In an over supplied competitive market with minimal margins, oil companies worldwide are investing heavily in revamping their capacity to produce more of premium products such as ultra low sulfur diesel (a diesel fuel with sulfur content as low as 10 ppm), according to a new report entitled ‘Analysing the Global Crude Oil Refining Industry 2015’ from Aruvian’s R’search.
Industry leaders such as Exxon Mobil, BP Plc, Chevron, Total and others are burdened by industry overcapacity amidst a still sluggish economy and facing sluggish demand from the market as well. There is a shift taking place as emerging markets become the focal point for the global refining industry. Governments in different parts of the world continue to expand their existing refining capacity, which is already operating at very low or no returns, just in order to sustain employment and reduce their reliance on imported fuels. As a result, a lot more refining capacity has recently benefitted the world than what has been retired.

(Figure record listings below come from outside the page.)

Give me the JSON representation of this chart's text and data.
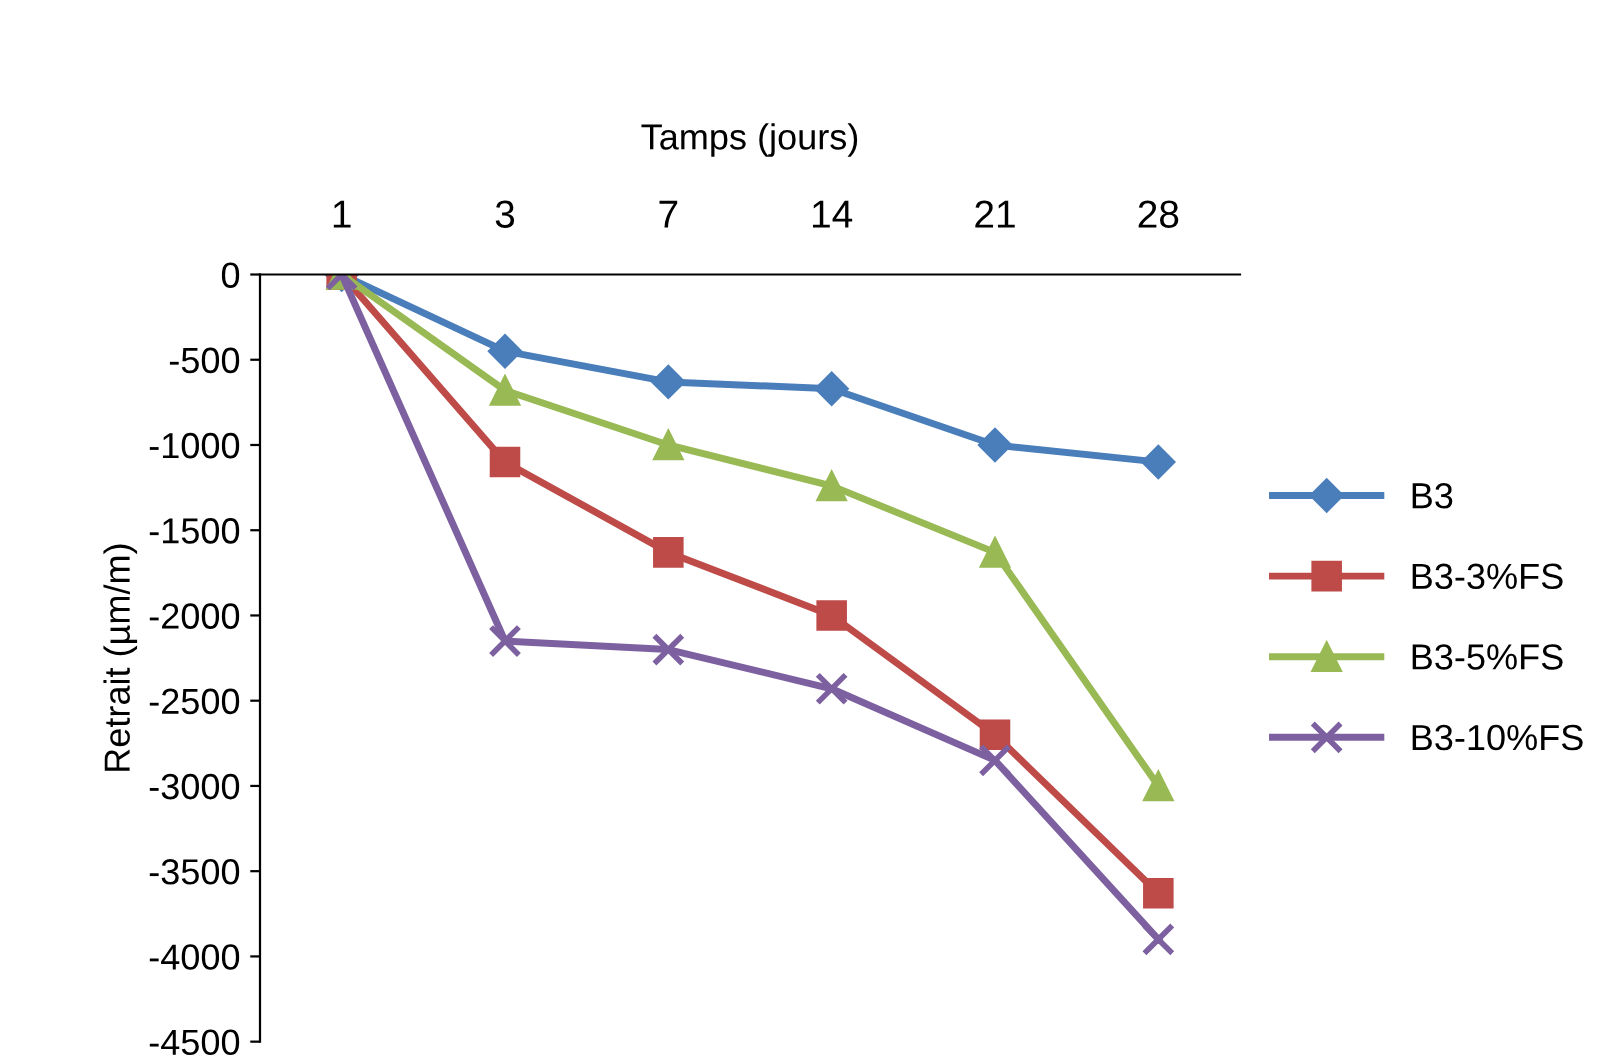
{
  "chart_data": {
    "type": "line",
    "xlabel": "Tamps (jours)",
    "ylabel": "Retrait (µm/m)",
    "categories": [
      "1",
      "3",
      "7",
      "14",
      "21",
      "28"
    ],
    "ylim": [
      -4500,
      0
    ],
    "yticks": [
      0,
      -500,
      -1000,
      -1500,
      -2000,
      -2500,
      -3000,
      -3500,
      -4000,
      -4500
    ],
    "grid": false,
    "legend": "right",
    "series": [
      {
        "name": "B3",
        "color": "#4a7ebb",
        "marker": "diamond",
        "values": [
          0,
          -450,
          -630,
          -670,
          -1000,
          -1100
        ]
      },
      {
        "name": "B3-3%FS",
        "color": "#be4b48",
        "marker": "square",
        "values": [
          0,
          -1100,
          -1630,
          -2000,
          -2700,
          -3630
        ]
      },
      {
        "name": "B3-5%FS",
        "color": "#98b954",
        "marker": "triangle",
        "values": [
          0,
          -680,
          -1000,
          -1240,
          -1630,
          -3000
        ]
      },
      {
        "name": "B3-10%FS",
        "color": "#7d60a0",
        "marker": "cross",
        "values": [
          0,
          -2150,
          -2200,
          -2430,
          -2850,
          -3900
        ]
      }
    ]
  }
}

The global refining capacity is expected to reach nearly 115 000 mbd by 2020. From 2014 onwards, Chinese refiners are expected to add a significant proportion of new refining capacity. Some of the largest crude oil refineries in the world include the Reliance Jamnagar Refinery in India, the Paraguana Refining Centre in Venezuela, the Ulsan Refinery in South Korea, the Yeosu Refinery and the Onsan Refinery also in South Korea, the Port Arthur Refinery in the US, Exxon Mobil's Refinery in Singapore and its refinery in Baytown, Texas, US. Most of the recent refining capacity additions have taken place in the Asia Pacific region.